PLSA calls for caution in its response to the FCA’s dashboards framework proposals

The PLSA has stated that pension dashboards need to be able to “walk before they can run” in its response to the Financial Conduct Authority’s (FCA) consultation on proposed rules for pension providers.

Whilst outlining its support for pensions dashboards as a tool, stating that the PLSA believes they “could play a fuller role in supporting effective decision making by savers”, the response also outlined areas where the PLSA felt the regulatory framework was inadequate.

One of the areas mentioned in the response was alignment of regulatory regimes, as the association detailed that the application of fines and the reasons for deferring connection between The Pensions Regulator (TPR) and the FCA was not necessary, as there was room for alignment of rules for connecting to dashboards to reduce regulatory arbitrage.

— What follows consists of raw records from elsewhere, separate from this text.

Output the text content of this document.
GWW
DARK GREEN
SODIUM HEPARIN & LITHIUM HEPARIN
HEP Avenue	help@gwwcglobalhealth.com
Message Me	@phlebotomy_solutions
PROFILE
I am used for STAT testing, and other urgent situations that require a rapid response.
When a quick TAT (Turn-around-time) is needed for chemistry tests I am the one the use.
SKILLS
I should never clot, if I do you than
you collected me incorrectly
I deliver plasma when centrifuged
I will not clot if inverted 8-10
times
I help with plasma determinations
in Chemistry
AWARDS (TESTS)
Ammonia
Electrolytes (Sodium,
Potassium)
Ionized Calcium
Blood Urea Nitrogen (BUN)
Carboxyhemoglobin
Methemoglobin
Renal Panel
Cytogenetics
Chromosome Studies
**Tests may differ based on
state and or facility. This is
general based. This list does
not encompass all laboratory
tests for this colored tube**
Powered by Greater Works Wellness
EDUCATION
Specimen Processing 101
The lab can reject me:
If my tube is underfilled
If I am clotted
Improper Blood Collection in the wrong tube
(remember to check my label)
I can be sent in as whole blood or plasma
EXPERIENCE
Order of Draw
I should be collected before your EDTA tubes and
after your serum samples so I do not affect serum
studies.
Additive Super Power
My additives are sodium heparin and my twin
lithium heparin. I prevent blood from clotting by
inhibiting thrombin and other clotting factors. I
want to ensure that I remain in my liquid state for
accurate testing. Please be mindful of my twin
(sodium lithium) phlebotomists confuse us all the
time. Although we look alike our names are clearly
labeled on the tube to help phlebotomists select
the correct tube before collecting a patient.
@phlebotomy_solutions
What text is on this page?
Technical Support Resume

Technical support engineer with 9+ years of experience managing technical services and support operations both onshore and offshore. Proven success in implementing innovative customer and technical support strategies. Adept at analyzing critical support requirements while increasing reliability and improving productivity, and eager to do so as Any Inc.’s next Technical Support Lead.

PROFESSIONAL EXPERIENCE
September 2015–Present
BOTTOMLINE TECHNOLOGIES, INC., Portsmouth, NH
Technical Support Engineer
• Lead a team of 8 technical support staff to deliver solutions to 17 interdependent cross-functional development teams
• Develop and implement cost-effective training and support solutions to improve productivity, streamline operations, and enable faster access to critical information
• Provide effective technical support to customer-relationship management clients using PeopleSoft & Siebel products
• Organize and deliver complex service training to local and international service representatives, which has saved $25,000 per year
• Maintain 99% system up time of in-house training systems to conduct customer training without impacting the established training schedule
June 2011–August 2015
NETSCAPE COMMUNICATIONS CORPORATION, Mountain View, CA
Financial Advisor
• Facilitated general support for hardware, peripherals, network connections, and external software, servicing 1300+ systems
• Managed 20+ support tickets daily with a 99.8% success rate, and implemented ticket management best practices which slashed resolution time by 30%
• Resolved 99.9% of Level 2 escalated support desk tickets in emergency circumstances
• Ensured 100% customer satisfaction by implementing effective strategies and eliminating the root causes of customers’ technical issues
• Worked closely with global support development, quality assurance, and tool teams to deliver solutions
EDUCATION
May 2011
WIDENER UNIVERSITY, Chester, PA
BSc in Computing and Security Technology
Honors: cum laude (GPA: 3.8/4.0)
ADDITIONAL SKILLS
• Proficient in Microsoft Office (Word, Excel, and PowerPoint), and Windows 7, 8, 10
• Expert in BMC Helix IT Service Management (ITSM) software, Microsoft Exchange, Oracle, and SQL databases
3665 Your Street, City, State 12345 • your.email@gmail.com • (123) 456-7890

The staging was also an issue raised by the PLSA, as it believed that the existing timeline was not realistic for all pension schemes due to their “reliance” on third party administrators and ISPs.

The PLSA added that its discussions with schemes suggested that some are not at all confident in meeting their staging window.

Data matching was also outlined in the response as a critical issue, with the association pointing to the fact that schemes have limited control over the ongoing accuracy of personal data items to suggest that the ICO must set out its policy for regulating how schemes take these ‘balancing’ decisions.

The PLSA also mentioned the issue of liability waiver wording, believing that all dashboards must clearly indicate that the figures displayed are indicative and as such schemes are absolved of all liability for actions taken by savers in respect to them.

The ongoing costs of compliance and the ecosystem was raised as an issue, with the PLSA stating that it was essential that the amount of government spending for the central digital architecture was clarified beyond those stated in the FCA’s cost benefits analysis.

The response concluded: “The key to the success of pensions dashboards will be ensuring they are useful and understandable by savers at public launch.”